The Keyword Spotting project is a real-time system for recognizing specific spoken words or phrases. Utilizing deep learning, it analyzes audio inputs to identify and classify spoken keywords, suitable for applications such as voice-activated assistants and home automation systems.
- Sony Spresense main board: The core microcontroller unit for processing.
- Spresense extension board: For additional connectivity and features.
- Microphone: Following the tutorial for using multiple microphone inputs with Spresense.
- OLED Display (SSD1306): For real-time display of keyword spotting results.
- 32GB Micro SD Card: Used to store the DSP driver for audio processing.
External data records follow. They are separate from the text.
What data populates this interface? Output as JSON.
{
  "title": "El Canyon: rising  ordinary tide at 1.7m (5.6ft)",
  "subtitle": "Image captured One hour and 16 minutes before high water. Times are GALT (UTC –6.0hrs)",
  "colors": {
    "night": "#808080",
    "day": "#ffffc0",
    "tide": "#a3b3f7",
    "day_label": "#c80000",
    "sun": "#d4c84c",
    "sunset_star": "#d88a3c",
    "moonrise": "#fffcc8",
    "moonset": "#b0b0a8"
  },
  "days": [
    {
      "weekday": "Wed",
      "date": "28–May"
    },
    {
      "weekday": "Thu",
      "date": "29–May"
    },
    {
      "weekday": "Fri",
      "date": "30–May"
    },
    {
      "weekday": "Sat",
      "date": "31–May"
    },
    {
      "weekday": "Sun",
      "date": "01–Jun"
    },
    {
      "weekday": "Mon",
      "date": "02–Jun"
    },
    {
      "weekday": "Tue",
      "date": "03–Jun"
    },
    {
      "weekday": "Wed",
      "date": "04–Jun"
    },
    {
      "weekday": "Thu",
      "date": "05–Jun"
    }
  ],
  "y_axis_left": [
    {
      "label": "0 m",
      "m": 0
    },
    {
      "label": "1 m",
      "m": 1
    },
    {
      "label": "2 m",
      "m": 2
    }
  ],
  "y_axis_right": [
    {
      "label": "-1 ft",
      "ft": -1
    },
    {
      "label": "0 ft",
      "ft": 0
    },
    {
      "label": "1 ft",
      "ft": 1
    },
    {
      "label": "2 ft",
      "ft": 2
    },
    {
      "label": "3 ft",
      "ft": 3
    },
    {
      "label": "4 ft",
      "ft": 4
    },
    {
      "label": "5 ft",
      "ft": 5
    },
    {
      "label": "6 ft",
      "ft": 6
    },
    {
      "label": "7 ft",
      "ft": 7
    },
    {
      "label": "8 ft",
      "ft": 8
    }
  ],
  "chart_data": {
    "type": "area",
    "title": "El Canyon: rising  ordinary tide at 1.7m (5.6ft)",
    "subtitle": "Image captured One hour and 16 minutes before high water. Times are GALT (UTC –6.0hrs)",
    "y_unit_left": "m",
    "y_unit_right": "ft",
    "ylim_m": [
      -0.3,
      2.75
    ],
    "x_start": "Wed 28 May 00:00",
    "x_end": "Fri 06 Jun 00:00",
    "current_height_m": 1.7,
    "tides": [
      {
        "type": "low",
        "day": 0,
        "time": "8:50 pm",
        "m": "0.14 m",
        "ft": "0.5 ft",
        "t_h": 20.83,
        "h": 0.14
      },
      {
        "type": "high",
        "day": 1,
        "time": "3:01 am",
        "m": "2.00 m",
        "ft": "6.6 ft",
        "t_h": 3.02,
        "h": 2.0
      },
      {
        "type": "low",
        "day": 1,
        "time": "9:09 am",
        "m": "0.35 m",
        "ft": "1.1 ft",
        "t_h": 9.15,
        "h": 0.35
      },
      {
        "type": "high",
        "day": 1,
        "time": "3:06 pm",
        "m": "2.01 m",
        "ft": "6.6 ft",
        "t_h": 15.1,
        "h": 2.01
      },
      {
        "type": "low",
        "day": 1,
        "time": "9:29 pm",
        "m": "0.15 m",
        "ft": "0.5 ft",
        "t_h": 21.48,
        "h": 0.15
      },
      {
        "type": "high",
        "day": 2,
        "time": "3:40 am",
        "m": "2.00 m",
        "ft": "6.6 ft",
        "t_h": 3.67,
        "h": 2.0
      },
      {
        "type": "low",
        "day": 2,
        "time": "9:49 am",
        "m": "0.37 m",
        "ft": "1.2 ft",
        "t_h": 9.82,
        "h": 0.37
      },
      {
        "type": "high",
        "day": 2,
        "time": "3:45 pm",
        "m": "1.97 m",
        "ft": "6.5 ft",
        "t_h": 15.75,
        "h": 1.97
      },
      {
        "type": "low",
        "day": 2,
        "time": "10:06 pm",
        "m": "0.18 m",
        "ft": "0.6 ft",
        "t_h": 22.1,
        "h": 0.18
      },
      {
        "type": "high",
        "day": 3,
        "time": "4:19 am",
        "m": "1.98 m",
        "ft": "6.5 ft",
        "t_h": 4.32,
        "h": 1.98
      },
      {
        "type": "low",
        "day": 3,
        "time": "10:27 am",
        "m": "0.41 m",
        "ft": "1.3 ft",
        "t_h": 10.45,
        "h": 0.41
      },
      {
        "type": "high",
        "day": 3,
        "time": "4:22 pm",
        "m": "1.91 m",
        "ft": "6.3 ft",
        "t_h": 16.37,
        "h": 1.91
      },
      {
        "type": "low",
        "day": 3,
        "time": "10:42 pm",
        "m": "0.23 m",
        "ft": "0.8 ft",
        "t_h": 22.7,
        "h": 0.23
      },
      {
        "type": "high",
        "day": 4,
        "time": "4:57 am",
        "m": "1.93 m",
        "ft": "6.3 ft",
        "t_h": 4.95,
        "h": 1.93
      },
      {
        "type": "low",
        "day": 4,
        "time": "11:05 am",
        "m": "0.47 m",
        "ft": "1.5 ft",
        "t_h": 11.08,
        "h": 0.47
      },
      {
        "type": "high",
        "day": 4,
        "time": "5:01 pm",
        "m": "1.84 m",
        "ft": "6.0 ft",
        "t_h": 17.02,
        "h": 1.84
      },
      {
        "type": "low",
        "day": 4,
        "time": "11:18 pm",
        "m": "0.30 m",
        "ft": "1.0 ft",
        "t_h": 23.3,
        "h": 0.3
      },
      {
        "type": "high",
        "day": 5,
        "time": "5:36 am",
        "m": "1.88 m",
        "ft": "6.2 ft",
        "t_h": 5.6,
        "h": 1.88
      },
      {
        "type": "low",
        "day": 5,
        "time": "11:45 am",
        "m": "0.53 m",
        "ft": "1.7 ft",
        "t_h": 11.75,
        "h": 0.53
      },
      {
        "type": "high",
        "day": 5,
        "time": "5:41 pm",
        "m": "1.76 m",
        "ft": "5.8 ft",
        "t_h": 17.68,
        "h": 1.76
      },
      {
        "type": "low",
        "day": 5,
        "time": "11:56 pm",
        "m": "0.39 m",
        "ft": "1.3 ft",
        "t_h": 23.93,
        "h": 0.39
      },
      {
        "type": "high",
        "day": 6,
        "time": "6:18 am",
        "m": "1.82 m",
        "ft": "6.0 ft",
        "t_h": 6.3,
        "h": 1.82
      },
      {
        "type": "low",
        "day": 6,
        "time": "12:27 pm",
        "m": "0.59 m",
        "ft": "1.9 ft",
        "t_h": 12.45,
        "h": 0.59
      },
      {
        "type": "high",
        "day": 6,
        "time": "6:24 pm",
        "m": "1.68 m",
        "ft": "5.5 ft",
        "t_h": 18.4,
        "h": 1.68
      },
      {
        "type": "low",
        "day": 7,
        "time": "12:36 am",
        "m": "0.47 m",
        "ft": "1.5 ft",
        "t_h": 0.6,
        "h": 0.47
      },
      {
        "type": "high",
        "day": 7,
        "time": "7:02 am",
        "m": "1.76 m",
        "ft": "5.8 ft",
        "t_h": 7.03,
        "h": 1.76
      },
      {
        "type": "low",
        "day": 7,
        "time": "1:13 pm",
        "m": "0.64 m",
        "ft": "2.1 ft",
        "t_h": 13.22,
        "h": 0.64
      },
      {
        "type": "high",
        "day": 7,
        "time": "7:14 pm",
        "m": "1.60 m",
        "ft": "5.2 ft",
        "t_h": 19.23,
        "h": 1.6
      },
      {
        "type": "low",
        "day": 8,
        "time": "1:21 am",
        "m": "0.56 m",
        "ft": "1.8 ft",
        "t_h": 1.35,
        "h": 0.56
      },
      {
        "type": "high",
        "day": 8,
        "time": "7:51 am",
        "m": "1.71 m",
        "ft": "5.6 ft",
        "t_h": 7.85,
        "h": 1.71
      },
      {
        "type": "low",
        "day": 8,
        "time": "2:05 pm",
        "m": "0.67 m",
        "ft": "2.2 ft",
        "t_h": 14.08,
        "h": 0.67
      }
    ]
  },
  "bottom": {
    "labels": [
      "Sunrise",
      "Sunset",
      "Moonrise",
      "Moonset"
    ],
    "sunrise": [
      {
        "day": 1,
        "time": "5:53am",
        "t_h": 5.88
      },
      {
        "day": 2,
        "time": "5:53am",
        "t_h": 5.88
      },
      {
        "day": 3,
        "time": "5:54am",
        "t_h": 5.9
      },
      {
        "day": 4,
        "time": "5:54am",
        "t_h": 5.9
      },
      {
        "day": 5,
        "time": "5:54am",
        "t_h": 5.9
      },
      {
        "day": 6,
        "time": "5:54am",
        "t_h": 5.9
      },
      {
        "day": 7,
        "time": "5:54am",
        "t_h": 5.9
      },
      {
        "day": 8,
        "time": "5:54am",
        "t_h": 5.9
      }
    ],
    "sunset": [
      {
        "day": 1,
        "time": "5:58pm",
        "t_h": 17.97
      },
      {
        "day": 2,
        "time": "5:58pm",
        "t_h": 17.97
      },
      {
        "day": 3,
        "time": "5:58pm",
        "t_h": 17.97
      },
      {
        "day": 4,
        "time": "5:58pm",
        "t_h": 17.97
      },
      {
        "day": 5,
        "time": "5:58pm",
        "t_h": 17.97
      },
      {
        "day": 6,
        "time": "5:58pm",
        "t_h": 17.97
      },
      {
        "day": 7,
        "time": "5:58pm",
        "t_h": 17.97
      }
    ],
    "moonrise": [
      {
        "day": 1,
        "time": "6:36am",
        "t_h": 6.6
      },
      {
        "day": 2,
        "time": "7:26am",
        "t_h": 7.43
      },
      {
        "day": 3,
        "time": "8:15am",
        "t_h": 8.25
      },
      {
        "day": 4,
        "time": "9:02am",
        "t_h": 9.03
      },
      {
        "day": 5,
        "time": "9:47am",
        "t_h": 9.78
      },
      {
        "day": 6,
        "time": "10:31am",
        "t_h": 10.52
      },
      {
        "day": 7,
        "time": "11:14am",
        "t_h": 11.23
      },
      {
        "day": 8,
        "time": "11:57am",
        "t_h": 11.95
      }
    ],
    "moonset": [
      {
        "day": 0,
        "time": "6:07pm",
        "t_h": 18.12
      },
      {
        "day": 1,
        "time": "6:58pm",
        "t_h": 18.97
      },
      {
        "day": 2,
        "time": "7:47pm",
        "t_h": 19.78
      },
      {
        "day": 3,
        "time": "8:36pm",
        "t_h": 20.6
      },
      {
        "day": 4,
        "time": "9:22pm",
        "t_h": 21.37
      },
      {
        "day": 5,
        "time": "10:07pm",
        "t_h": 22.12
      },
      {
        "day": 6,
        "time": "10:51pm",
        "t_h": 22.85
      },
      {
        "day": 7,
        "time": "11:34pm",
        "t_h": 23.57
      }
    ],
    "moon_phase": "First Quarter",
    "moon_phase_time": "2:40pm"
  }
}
While environment_install.sh
takes care of setting up the software environment, it is important to be aware of the key dependencies:
- Python 3.8 or later
- PyTorch
- ONNX
- NumPy
- Additional Python libraries listed in requirements.txt
Install the required Python libraries by executing the following command in your terminal:
bash ./environment_install.sh
Download the dataset from this link and unzip it in the project's root folder. Ensure that the data directory structure is correct as expected by the scripts in the project.
Execute the run.sh
script to run the entire project, which includes steps for training, testing, and model conversion:
bash ./run.sh
The deployment on Arduino is facilitated through the run.sh
script, which prepares the model in a compatible format:
- Follow this intruction to set up your arduino Board Manager: https://github.com/zhenyulincs/Sony-Spresense-Arduino-TFMicro
- Run the
run.sh
script to ensure the model is converted to a TensorFlow Lite format and then to a C header file. - Integrate the generated C header file with your Arduino sketch and upload it to the Arduino environment.